Southeastern Section - 61st Annual Meeting (1–2 April 2012)

Paper No. 22
Presentation Time: 8:00 AM-12:00 PM

GEOLOGIC MAP ILLUSTRATING THE STRATIGRAPHY AND STRUCTURAL GEOLOGY OF THE BORDEN SPRINGS, ALABAMA-GEORGIA 7.5-MINUTE QUADRANGLE


KATH, Randy L., Geosciences, University of West Georgia, Carrollton, GA 30118 and CRAWFORD, Thomas J., Department of Geosciences, University of West Georgia, 1601 Maple Street, Carrollton, GA 30118, rkath@westga.edu

The Indian Mountain area, Polk County, Georgia, is one of only two places in Georgia where lowermost Paleozoic rocks cropout at the surface; the other is in the Cartersville area. In both areas, the geology is extremely complex. Multiple tectonic events caused complex folding and faulting which juxtaposed very similar lithologic units of very different ages. All of these events contributed to the creation of mineralized zones from which ore bodies have been mined for more than 130 years, in Polk and Bartow Counties, Georgia, and Cherokee and Cleburne Counties, Alabama.

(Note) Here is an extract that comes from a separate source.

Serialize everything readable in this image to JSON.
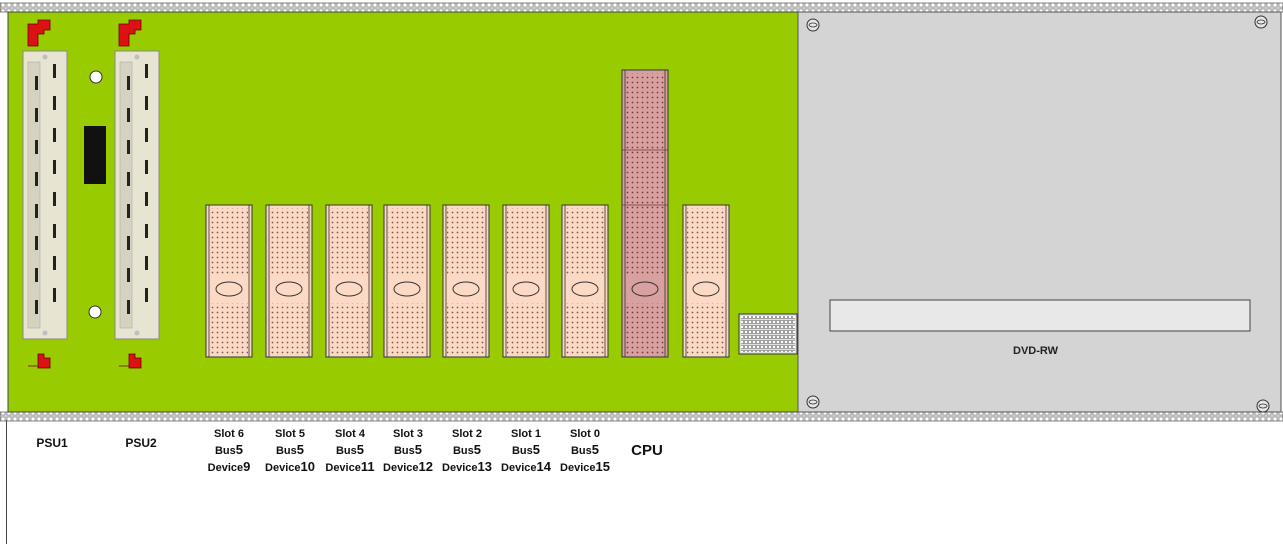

The Georgia-Alabama mining district, centered around Oremont, Etna, Tecumseh Furnace and Rock Run (Indian Mountain area), is similar in many ways to the Cartersville, Georgia, mining district: both are in rocks of lower Paleozoic age; iron is the dominant mineralizing ore element; major ore bodies occur in the Chilhowee and Shady in the Cartersville District, and in the Chilhowee, Shady and Newala in the Georgia-Alabama Indian Mountain area; iron deposition accompanied major silicification and brecciation in both districts.

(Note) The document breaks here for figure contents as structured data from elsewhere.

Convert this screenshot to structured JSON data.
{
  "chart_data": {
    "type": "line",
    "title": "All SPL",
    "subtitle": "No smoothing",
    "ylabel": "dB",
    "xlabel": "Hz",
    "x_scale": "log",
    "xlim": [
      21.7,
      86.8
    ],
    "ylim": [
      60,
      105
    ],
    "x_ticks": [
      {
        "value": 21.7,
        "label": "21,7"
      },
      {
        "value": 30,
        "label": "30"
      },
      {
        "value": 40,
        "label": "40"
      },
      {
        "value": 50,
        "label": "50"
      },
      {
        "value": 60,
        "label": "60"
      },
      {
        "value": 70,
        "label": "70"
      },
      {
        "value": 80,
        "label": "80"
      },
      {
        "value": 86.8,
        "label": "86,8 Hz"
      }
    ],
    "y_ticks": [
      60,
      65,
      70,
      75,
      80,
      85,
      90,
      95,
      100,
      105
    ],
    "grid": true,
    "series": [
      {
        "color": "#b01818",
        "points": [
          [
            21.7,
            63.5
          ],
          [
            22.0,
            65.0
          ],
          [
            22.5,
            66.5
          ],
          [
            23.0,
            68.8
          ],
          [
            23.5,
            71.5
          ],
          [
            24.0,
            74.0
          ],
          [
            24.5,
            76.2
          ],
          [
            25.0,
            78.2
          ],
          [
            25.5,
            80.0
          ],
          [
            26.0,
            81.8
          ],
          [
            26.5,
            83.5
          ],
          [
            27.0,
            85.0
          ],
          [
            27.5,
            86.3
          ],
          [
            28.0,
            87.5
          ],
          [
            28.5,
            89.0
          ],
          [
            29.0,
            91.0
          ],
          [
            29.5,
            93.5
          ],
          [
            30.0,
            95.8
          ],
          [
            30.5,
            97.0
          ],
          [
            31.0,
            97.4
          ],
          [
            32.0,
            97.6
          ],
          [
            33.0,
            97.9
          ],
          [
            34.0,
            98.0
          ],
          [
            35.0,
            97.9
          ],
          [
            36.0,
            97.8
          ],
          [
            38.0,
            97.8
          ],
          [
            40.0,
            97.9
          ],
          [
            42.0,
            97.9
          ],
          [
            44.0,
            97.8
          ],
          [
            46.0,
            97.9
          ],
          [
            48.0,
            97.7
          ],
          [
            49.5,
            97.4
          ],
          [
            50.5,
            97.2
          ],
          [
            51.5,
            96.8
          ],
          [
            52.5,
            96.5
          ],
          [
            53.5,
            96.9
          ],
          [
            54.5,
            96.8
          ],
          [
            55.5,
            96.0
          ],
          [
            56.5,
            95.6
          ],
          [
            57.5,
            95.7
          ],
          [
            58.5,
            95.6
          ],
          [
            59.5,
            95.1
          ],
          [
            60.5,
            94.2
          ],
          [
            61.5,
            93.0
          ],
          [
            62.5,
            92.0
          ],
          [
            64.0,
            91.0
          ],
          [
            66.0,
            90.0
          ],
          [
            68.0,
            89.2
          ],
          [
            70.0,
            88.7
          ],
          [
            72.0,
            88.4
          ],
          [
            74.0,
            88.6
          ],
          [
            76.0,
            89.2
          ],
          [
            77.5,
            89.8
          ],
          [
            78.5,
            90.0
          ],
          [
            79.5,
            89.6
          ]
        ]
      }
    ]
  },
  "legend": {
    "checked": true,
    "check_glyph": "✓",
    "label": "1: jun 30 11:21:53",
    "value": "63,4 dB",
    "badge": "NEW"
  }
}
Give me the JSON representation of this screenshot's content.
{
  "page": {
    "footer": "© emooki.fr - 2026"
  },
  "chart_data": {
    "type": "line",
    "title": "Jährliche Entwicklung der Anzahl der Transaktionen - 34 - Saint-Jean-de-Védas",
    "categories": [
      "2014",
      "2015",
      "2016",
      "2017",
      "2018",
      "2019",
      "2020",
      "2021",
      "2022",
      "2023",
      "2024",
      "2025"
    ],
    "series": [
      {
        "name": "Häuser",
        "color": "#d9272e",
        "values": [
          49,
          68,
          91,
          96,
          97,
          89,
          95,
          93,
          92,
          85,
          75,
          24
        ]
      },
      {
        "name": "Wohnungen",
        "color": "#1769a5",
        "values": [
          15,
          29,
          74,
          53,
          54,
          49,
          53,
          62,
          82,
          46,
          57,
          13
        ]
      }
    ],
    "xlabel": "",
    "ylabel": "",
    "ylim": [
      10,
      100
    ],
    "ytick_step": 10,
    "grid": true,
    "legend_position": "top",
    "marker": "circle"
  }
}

In both Cartersville and the Indian Mountain area, major east-west compressional forces created large-scale north-south trending structures. Later north-south compression pushed metamorphic rocks northward over these earlier structures, creating east-west trending folds and faults. Contemporaneously, weakly metamorphosed lower Paleozoic rocks slid northward past schist and metagraywackes of the Blue Ridge along major oblique-slip faults in the Borden Springs area. Both north-south and east-west trending structures in the lower Paleozoic rocks are mineralized.

Geologic mapping of this quad, which began with Crawford in 1985, continues over our long-term study to more precisely defined aerial distribution of lithologic units, major geologic structures, and relationships between igneous, metamorphic, and unmetamorphosed sedimentary rocks of northwest Georgia and adjacent Alabama.